Review by Danny Gaisin
The third candidate aspiring to the podium of the Mississauga Symphony is Misha Roháč; a Torontonian conductor whose background is Czechoslovakian. Understandably, the program featured two works by Smetana; three dances from his ‘Bartered Bride’, and the Sarka from Ma Vlast. This latter work translates as My Fatherland and is an excerpt from his Moldau suite. Another excerpt from Moldau is the melody for ‘Hatikvah’; Israel’s National Anthem which means ‘The Hope’. Both works carry a strong emotional yet musical theme.
Roháč’s style is somewhat posturizing; his address to the audience repetitious and non-educational, but his control of the orchestra is obvious. There were some discernible technical blunders in the first two works, but not noticeable for the remainder of the concert. The maestro is focused and almost pedantic in exhorting his version and arrangement from his musicians.The conductor’s acknowledgement of the solo clarinet work by Colin Savage was certainly deserved.

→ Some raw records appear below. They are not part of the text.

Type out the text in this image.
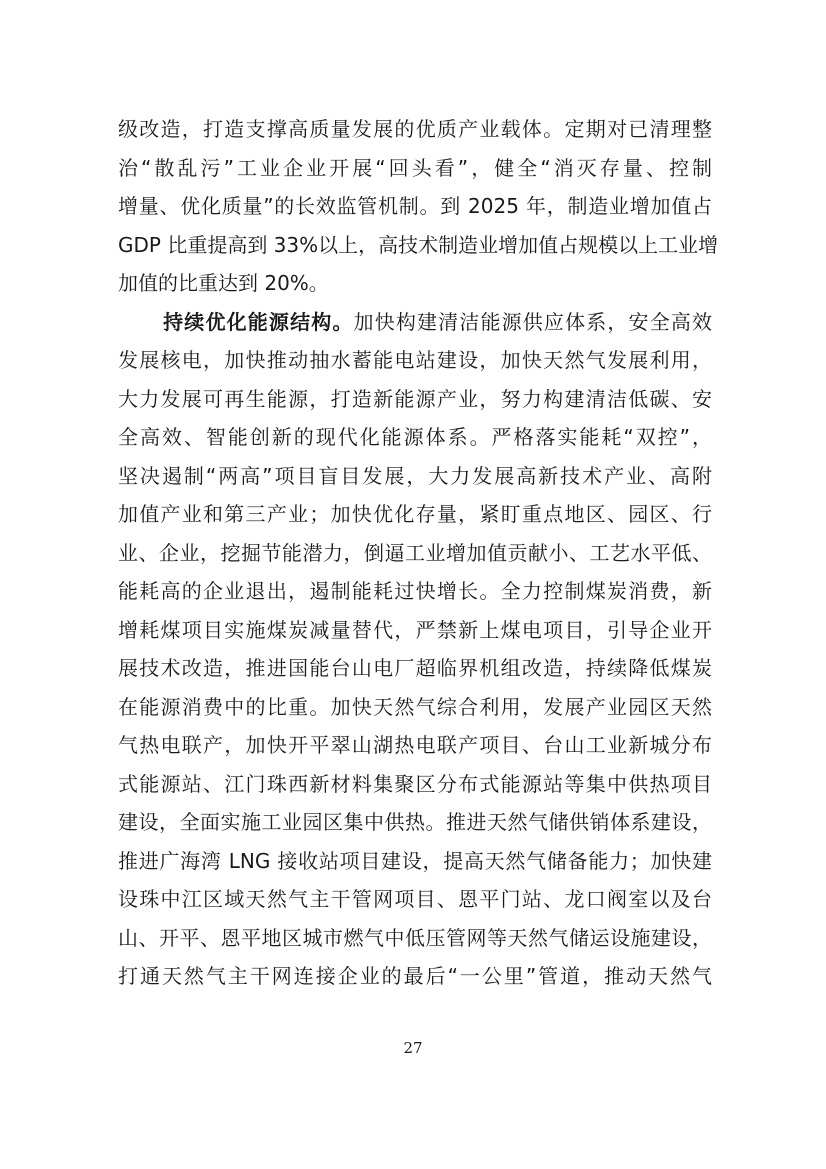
级改造，打造支撑高质量发展的优质产业载体。定期对已清理整
治“散乱污”工业企业开展“回头看”，健全“消灭存量、控制
增量、优化质量”的长效监管机制。到 2025 年，制造业增加值占
GDP 比重提高到 33%以上，高技术制造业增加值占规模以上工业增
加值的比重达到 20%。
持续优化能源结构。加快构建清洁能源供应体系，安全高效
发展核电，加快推动抽水蓄能电站建设，加快天然气发展利用，
大力发展可再生能源，打造新能源产业，努力构建清洁低碳、安
全高效、智能创新的现代化能源体系。严格落实能耗“双控”，
坚决遏制“两高”项目盲目发展，大力发展高新技术产业、高附
加值产业和第三产业；加快优化存量，紧盯重点地区、园区、行
业、企业，挖掘节能潜力，倒逼工业增加值贡献小、工艺水平低、
能耗高的企业退出，遏制能耗过快增长。全力控制煤炭消费，新
增耗煤项目实施煤炭减量替代，严禁新上煤电项目，引导企业开
展技术改造，推进国能台山电厂超临界机组改造，持续降低煤炭
在能源消费中的比重。加快天然气综合利用，发展产业园区天然
气热电联产，加快开平翠山湖热电联产项目、台山工业新城分布
式能源站、江门珠西新材料集聚区分布式能源站等集中供热项目
建设，全面实施工业园区集中供热。推进天然气储供销体系建设，
推进广海湾 LNG 接收站项目建设，提高天然气储备能力；加快建
设珠中江区域天然气主干管网项目、恩平门站、龙口阀室以及台
山、开平、恩平地区城市燃气中低压管网等天然气储运设施建设，
打通天然气主干网连接企业的最后“一公里”管道，推动天然气
27
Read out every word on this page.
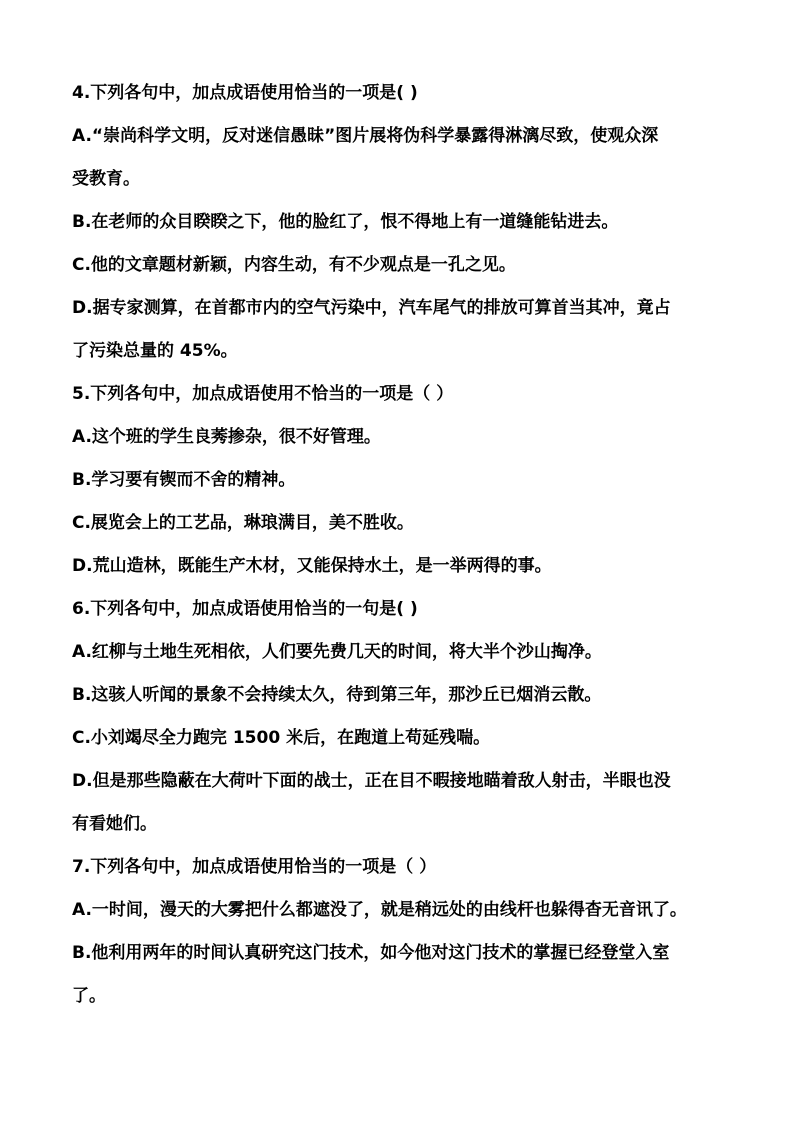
4.下列各句中，加点成语使用恰当的一项是( )
A.“崇尚科学文明，反对迷信愚昧”图片展将伪科学暴露得淋漓尽致，使观众深
受教育。
B.在老师的众目睽睽之下，他的脸红了，恨不得地上有一道缝能钻进去。
C.他的文章题材新颖，内容生动，有不少观点是一孔之见。
D.据专家测算，在首都市内的空气污染中，汽车尾气的排放可算首当其冲，竟占
了污染总量的 45%。
5.下列各句中，加点成语使用不恰当的一项是（ ）
A.这个班的学生良莠掺杂，很不好管理。
B.学习要有锲而不舍的精神。
C.展览会上的工艺品，琳琅满目，美不胜收。
D.荒山造林，既能生产木材，又能保持水土，是一举两得的事。
6.下列各句中，加点成语使用恰当的一句是( )
A.红柳与土地生死相依，人们要先费几天的时间，将大半个沙山掏净。
B.这骇人听闻的景象不会持续太久，待到第三年，那沙丘已烟消云散。
C.小刘竭尽全力跑完 1500 米后，在跑道上苟延残喘。
D.但是那些隐蔽在大荷叶下面的战士，正在目不暇接地瞄着敌人射击，半眼也没
有看她们。
7.下列各句中，加点成语使用恰当的一项是（ ）
A.一时间，漫天的大雾把什么都遮没了，就是稍远处的由线杆也躲得杳无音讯了。
B.他利用两年的时间认真研究这门技术，如今他对这门技术的掌握已经登堂入室
了。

Post-interval, guest soloist Adrian Fung performed the familiar Concerto in b-minor by Dvořák. This intense young musician is almost histrionic in his concentration and form. The symbiotic relationship between director and soloist manifested itself in continual eye contact and subtle signalling. Fung’s expertise is slightly marred by occasional slurring but he is a consummate interpreter of the composer’s musical message. The 2nd movement adagio was performed definitely non-troppo. The closing allegro was polished and fully professional.
There are three move concerts in the MSO series scheduled for March 24th, Thursday April 5th, and the finale for John Barnum, on Sat. May 5th.